Really, it put a damper on the rest of the morning. It was really depressing. Why does something like that happen? Because someone dies without relatives who can come and clean things out? Or they have relatives who are just too lazy or incapable of handling things? It just made me feel sad for the previous owner.We picked up a few things — some vintage dish towels that I’m trying to get the moldy smell out of, some dishes that were sitting on the kitchen table, under a leak in the roof, and, as a result, are full of ceiling plaster…but even thosethings I took halfheartedly because the whole thing made me feel bad.

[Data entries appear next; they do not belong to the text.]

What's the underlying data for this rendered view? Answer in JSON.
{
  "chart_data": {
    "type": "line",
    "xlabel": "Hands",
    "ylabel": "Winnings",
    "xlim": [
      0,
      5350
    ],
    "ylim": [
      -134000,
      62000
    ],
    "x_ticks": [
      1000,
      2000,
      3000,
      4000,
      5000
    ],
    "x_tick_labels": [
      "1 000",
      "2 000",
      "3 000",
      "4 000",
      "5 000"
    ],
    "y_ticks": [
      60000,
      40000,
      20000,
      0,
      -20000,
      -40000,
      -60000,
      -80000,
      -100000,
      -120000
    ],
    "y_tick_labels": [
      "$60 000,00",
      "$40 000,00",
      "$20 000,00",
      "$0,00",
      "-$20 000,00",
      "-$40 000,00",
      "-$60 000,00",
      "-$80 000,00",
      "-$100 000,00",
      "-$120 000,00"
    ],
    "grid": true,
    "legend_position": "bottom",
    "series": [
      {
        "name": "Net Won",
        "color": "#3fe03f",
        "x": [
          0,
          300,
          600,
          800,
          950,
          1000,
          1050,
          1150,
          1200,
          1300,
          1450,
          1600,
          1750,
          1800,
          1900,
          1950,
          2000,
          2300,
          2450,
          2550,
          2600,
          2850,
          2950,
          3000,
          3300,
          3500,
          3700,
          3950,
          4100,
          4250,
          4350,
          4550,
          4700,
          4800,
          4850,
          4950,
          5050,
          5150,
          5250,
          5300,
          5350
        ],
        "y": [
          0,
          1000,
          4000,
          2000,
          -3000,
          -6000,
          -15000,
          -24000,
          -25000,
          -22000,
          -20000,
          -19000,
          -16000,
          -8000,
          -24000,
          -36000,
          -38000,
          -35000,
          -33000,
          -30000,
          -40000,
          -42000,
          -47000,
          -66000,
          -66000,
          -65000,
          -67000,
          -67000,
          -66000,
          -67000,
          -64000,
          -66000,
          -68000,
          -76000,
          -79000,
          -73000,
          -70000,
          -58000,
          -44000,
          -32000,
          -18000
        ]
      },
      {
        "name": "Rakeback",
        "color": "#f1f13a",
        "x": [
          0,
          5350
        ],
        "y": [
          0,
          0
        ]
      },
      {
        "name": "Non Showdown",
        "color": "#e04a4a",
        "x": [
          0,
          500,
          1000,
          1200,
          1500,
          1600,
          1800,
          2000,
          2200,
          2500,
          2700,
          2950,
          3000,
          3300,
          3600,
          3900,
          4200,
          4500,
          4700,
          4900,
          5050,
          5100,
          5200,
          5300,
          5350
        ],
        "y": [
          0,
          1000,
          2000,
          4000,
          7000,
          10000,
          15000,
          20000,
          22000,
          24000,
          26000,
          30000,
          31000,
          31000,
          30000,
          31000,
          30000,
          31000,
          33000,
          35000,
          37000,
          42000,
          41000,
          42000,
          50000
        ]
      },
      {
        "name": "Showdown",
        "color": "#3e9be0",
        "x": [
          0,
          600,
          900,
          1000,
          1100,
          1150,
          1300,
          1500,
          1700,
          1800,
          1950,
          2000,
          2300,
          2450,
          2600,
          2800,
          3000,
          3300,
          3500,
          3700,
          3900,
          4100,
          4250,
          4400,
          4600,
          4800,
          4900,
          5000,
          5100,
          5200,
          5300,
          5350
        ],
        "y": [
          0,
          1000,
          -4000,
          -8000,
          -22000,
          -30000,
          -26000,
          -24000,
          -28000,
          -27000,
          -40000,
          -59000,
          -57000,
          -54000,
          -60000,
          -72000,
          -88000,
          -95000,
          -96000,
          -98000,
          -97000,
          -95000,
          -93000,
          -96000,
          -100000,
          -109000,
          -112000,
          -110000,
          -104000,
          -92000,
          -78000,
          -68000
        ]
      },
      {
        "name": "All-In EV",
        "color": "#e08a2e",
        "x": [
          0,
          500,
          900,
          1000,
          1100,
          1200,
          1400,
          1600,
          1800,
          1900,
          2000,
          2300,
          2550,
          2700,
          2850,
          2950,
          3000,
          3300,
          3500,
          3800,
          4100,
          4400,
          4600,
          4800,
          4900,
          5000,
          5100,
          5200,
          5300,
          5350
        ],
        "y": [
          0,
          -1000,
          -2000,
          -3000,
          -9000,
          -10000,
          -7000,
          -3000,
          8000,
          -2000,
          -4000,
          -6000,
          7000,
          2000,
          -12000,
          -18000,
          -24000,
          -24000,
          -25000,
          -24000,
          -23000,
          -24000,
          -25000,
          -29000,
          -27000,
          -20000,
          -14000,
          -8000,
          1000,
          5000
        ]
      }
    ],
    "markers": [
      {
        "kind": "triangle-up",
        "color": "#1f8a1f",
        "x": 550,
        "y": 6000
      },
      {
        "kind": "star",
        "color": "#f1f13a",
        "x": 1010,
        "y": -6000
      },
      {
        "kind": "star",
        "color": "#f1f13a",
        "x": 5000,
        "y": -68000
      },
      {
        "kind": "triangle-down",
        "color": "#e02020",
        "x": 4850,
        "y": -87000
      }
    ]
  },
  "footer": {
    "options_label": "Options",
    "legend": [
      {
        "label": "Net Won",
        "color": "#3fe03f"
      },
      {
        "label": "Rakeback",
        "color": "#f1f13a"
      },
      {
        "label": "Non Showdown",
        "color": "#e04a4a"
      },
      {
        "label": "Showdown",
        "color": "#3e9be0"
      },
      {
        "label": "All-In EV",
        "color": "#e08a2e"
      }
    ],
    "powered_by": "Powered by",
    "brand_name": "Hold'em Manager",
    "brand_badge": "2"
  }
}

It didn’t help that we hit the second-most depressing sale I’ve ever seen later that morning. This was an estate sale, and the sister of the deceased was running it. As we approached the apartment, a woman on her way out said muttered to me under her breath, “You are not going to believe this.” Never a good sign. The woman who lived in the apartment was like a cautionary tale for me. She was clearly a yard sale, auction, thrift store fanatic. She had boxes and bags and stacks of things in ever corner and every square inch of the apartment, many of them still wrapped up in newspapers as though she had never unwrapped them after bringing them home. If it were just clutter, I could handle it. But the house was filthy. By the time I got to the kitchen, I was already starting to itch. Out on the back porch I was filled with equal parts revulsion and fascination (a feeling similar to the one I have while watching Toddlers & Tiaras): there were just stacks and stacks of things to look through but everything was covered in a layer of grime, especially those things in cross proximity to the kitchen — I got this great dish that had a coating of decades-old cooking grease on it. I’m a little disgusted at myself for even buying it. When we got back to the car I asked Justin if he felt itchy — he said he felt like something was biting him on the back porch, which is exactly what I felt. So now I’m sure that we brought bedbugs back with us and all of the paper goods I bought there are sitting on the back porch awaiting a delousing. I’ve never felt more like I needed to clean out my house. Had I my camera with me, I would have taken many, many pictures and posted them on the fridge to remind myself what not to become.

Below are some items I rescued from the filth at that sale.

dirty estate sale finds 4

This is an old clock cabinet that someone put shelves in. Love the gold paint on the glass door.

dirty estate sale finds

The glass candlewick salad set was $10. I usually wouldn’t pay that much for one item at a yard sale but I loved that there were so many pieces — especially love the very heavy glass utensils that came with it. The dish in the middle is the one that was covered with kitchen grease…my hands smelled awful after I picked it up. Ewww. I’m grossing myself out all over again. And the little deer figurine was just a bit of kitsch I couldn’t resist.

Now, if you’ll excuse me, I’m off to take a shower.